Od początku piątkowej sesji byki miały przewagę na warszawskiej giełdzie. Wprawdzi na półmetku handlu pojawiły się chwile zwątpienia, spowodowane m. in. cofnięciem na rynkach zachodniej Europy, ale pod koniec notowań kontra popytu była bardzo skuteczna. Ostatecznie indeks blue chips wzrósł o 1,4 proc. do 1780 pkt.

Indeks znajduje się teraz w strefie oporu 1755-1784 pkt. Na wykresie dziennym można dostrzec formację odwróconej głowy z ramionami (oRGR), która zgodnie z teorią zapowiada zmianę kierunku trendu. Lewe ramię znajduje się przy 1784 pkt, głowa przy 1657 pkt, a prawe ramię przy 1738 pkt. Dzięki czwartkowym zwyżkom linia szyi położna na wysokości 1725 pkt została przełamana, co stanowi sygnał kupna. Zasięg zwyżki wynikający z wysokości oRGR to nawet 1825 pkt. Po drodze do sforsowania jest jednak górna granica strefy oporu 1755-1784. Podczas piątkowej sesji notowania wyraźnie się do niej zbliżyły, co daje nadzieje na kontynuacje ruchu w przyszłym tygodniu. Należy przy tym pamiętać, że realizacja scenariusza wynikającego z formacji oRGR będzie wciąż tylko korektą w bessie. Na razie o zmianie kierunku głównej tendencji mowy być nie może. Ponadto spadek poniżej linii szyi zaneguje czwartkowy sygnał kupna.

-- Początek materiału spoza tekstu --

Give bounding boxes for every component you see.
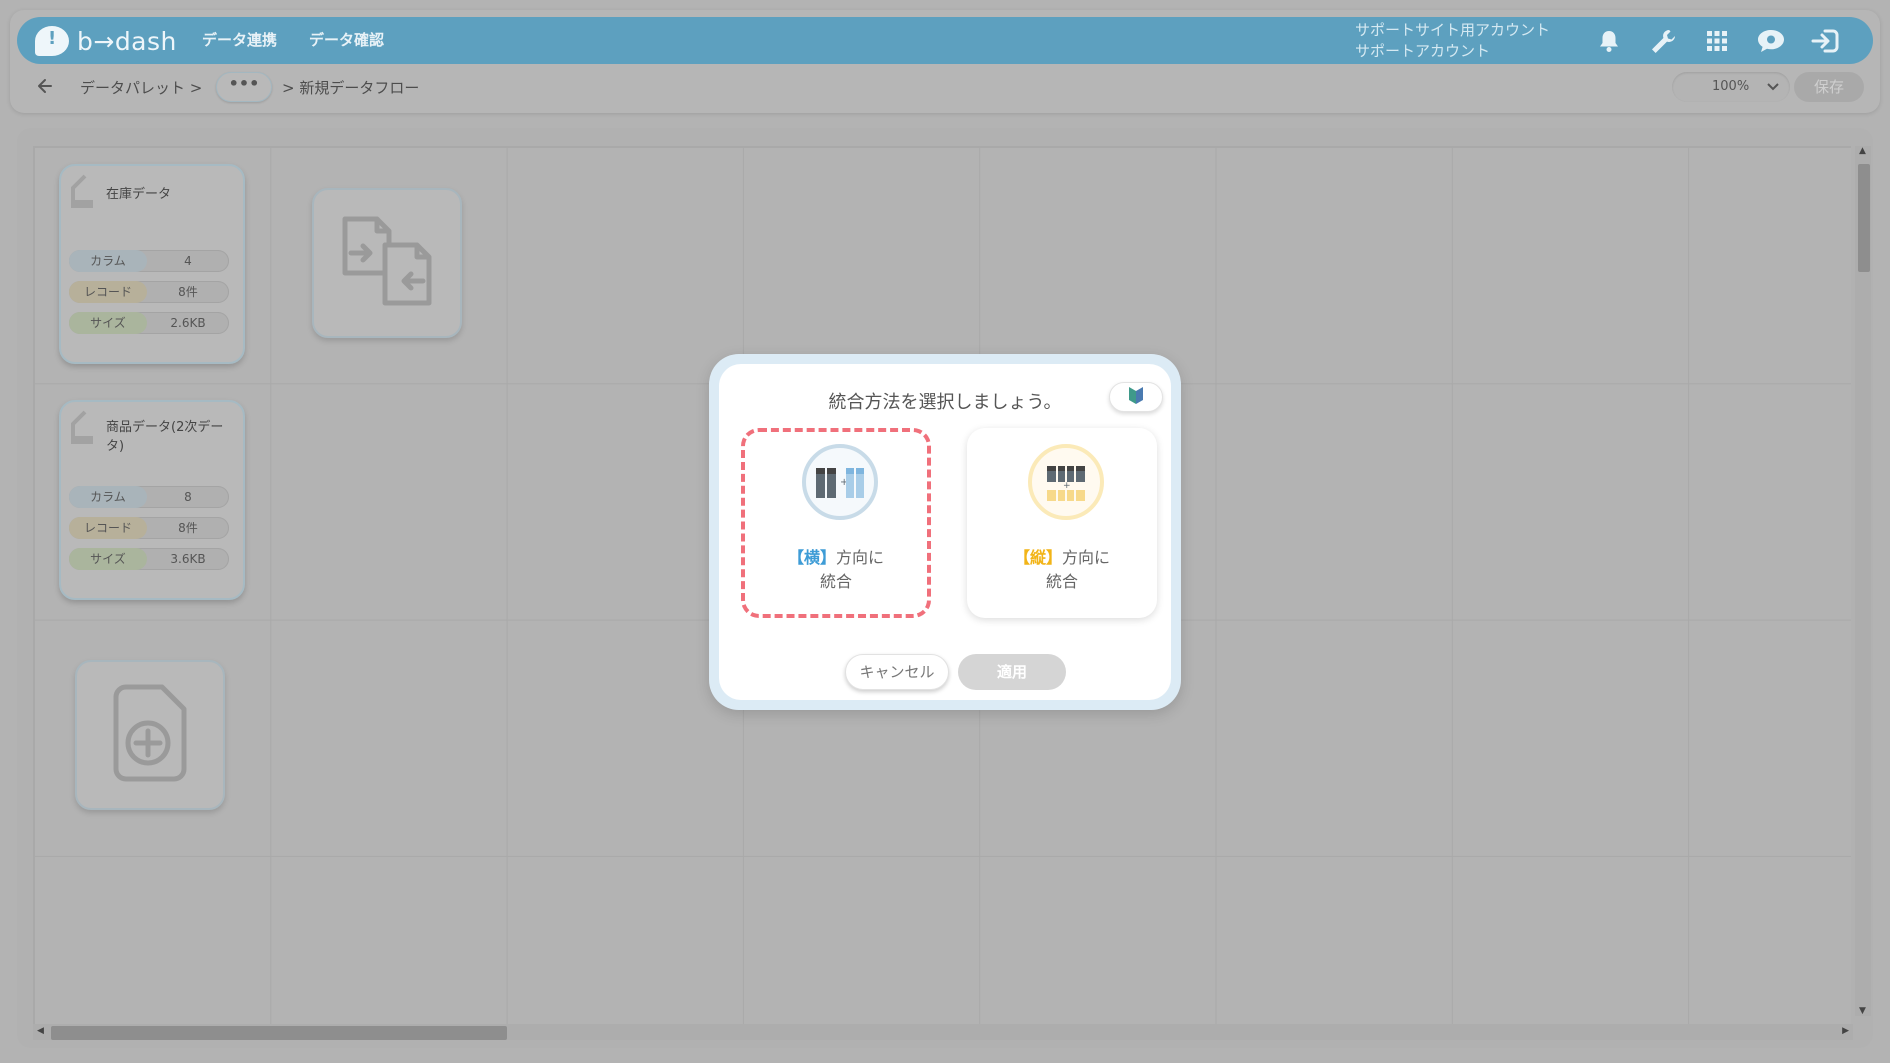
stat-value: 8件 (178, 285, 198, 299)
scroll-left-icon[interactable]: ◀ (37, 1026, 44, 1036)
top-nav-bar: b→dash データ連携 データ確認 サポートサイト用アカウント サポートアカウ… (17, 17, 1873, 64)
card-title: 商品データ(2次データ) (106, 420, 224, 454)
svg-text:+: + (1063, 481, 1071, 491)
option-vertical-merge[interactable]: + 【縦】方向に 統合 (967, 428, 1157, 618)
option-text-2: 統合 (1045, 572, 1078, 591)
merge-node-card[interactable] (312, 188, 462, 338)
stat-row-size: サイズ 3.6KB (69, 548, 229, 570)
stat-row-columns: カラム 4 (69, 250, 229, 272)
file-corner-icon (71, 410, 95, 446)
wrench-icon[interactable] (1636, 26, 1690, 56)
account-name: サポートサイト用アカウント (1355, 21, 1551, 39)
cancel-button[interactable]: キャンセル (845, 654, 949, 690)
zoom-select[interactable]: 100% (1672, 72, 1790, 102)
main-nav: データ連携 データ確認 (202, 29, 384, 50)
account-info[interactable]: サポートサイト用アカウント サポートアカウント (1355, 20, 1550, 62)
option-horizontal-merge[interactable]: + 【横】方向に 統合 (741, 428, 931, 618)
back-arrow-icon[interactable] (36, 75, 54, 101)
nav-data-integration[interactable]: データ連携 (202, 29, 277, 50)
stat-row-size: サイズ 2.6KB (69, 312, 229, 334)
horizontal-merge-icon: + (802, 444, 878, 520)
vertical-scroll-thumb[interactable] (1858, 164, 1870, 272)
breadcrumb-current: > 新規データフロー (282, 79, 420, 97)
vertical-merge-icon: + (1028, 444, 1104, 520)
stat-value: 8件 (178, 521, 198, 535)
beginner-hint-button[interactable] (1109, 382, 1163, 412)
save-button[interactable]: 保存 (1794, 72, 1864, 102)
file-corner-icon (71, 174, 95, 210)
breadcrumb-root[interactable]: データパレット > (80, 77, 202, 98)
stat-value: 2.6KB (170, 316, 206, 330)
stat-value: 4 (184, 254, 192, 268)
chat-icon[interactable] (1744, 26, 1798, 56)
stat-label: カラム (69, 486, 147, 508)
grid-icon[interactable] (1690, 26, 1744, 56)
add-data-card[interactable] (75, 660, 225, 810)
merge-method-dialog: 統合方法を選択しましょう。 + 【横】方向に 統合 + 【縦】方向に 統合 キャ… (709, 354, 1181, 710)
nav-data-check[interactable]: データ確認 (309, 29, 384, 50)
stat-label: カラム (69, 250, 147, 272)
dialog-title: 統合方法を選択しましょう。 (828, 392, 1062, 413)
scroll-up-icon[interactable]: ▲ (1859, 146, 1866, 156)
option-accent: 【横】 (787, 548, 836, 567)
option-label: 【縦】方向に 統合 (967, 546, 1157, 594)
option-text-2: 統合 (819, 572, 852, 591)
option-text: 方向に (1062, 548, 1111, 567)
chevron-down-icon (1766, 72, 1780, 114)
merge-files-icon (337, 213, 437, 313)
breadcrumb-bar: データパレット > ••• > 新規データフロー 100% 保存 (10, 67, 1880, 109)
stat-row-records: レコード 8件 (69, 281, 229, 303)
beginner-mark-icon (1128, 385, 1144, 409)
stat-label: サイズ (69, 312, 147, 334)
logo-mark-icon (35, 26, 69, 56)
account-user: サポートアカウント (1355, 42, 1491, 60)
stat-row-records: レコード 8件 (69, 517, 229, 539)
breadcrumb-more-button[interactable]: ••• (216, 72, 272, 102)
option-label: 【横】方向に 統合 (745, 546, 927, 594)
dialog-body: 統合方法を選択しましょう。 + 【横】方向に 統合 + 【縦】方向に 統合 キャ… (719, 364, 1171, 700)
option-text: 方向に (836, 548, 885, 567)
stat-value: 3.6KB (170, 552, 206, 566)
logo-text: b→dash (77, 26, 177, 56)
data-card-inventory[interactable]: 在庫データ カラム 4 レコード 8件 サイズ 2.6KB (59, 164, 245, 364)
scroll-right-icon[interactable]: ▶ (1842, 1026, 1849, 1036)
stat-value: 8 (184, 490, 192, 504)
scroll-down-icon[interactable]: ▼ (1859, 1006, 1866, 1016)
vertical-scrollbar[interactable]: ▲ ▼ (1855, 146, 1871, 1016)
logo[interactable]: b→dash (35, 23, 177, 59)
zoom-value: 100% (1712, 79, 1750, 94)
add-file-icon (108, 683, 192, 787)
stat-label: レコード (69, 281, 147, 303)
logout-icon[interactable] (1798, 26, 1852, 56)
option-accent: 【縦】 (1013, 548, 1062, 567)
data-card-product[interactable]: 商品データ(2次データ) カラム 8 レコード 8件 サイズ 3.6KB (59, 400, 245, 600)
top-icon-group (1582, 26, 1852, 56)
bell-icon[interactable] (1582, 26, 1636, 56)
card-title: 在庫データ (106, 187, 172, 202)
horizontal-scroll-thumb[interactable] (51, 1026, 507, 1040)
stat-label: サイズ (69, 548, 147, 570)
stat-label: レコード (69, 517, 147, 539)
horizontal-scrollbar[interactable]: ◀ ▶ (33, 1024, 1853, 1040)
stat-row-columns: カラム 8 (69, 486, 229, 508)
apply-button[interactable]: 適用 (958, 654, 1066, 690)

Jeśli chodzi o spółki, to w gronie blue chips ponad 4-proc. Zwyżki notowały pod koniec dnia Eurocash i Cyfrowy Polsat. Odbicie kontynuował też miedziowy gigant KGHM. Słabością raził natomiast PKN Orlen, którego kurs akcji zaatakował dolną granicę konsolidacji. Duże spadki notowały też LPP i Asseco Poland.

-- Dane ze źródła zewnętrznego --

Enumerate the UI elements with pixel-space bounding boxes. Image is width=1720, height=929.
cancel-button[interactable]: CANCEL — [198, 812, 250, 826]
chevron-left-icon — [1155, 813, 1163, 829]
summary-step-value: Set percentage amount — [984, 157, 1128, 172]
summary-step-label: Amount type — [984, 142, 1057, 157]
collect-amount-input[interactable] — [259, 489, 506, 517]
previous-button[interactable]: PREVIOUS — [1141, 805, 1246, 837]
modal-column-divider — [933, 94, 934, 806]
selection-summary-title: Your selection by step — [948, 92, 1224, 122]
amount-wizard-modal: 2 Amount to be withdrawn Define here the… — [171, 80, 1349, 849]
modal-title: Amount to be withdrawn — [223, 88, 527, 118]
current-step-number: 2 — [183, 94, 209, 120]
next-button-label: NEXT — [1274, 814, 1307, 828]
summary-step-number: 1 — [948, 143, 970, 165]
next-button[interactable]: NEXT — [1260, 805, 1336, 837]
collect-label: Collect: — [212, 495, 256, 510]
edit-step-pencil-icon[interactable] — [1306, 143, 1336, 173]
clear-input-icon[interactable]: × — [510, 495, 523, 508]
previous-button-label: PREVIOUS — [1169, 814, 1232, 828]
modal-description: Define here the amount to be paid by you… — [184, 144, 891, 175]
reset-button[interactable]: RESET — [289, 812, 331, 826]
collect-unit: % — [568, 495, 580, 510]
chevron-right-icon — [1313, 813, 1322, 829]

Na szerokim rynku cztery spółki osiągnęły roczne maksimum (m. in. 11 Bit Studios, ZUE), a 14 znalazło się w rocznym dołku (m. in. Boryszew, PKP Cargo). Obroty na GPW były całkiem przyzwoite i pod koniec notowań przekroczyły 900 mln zł, co ostatnio jest raczej rzadkim zjawiskiem.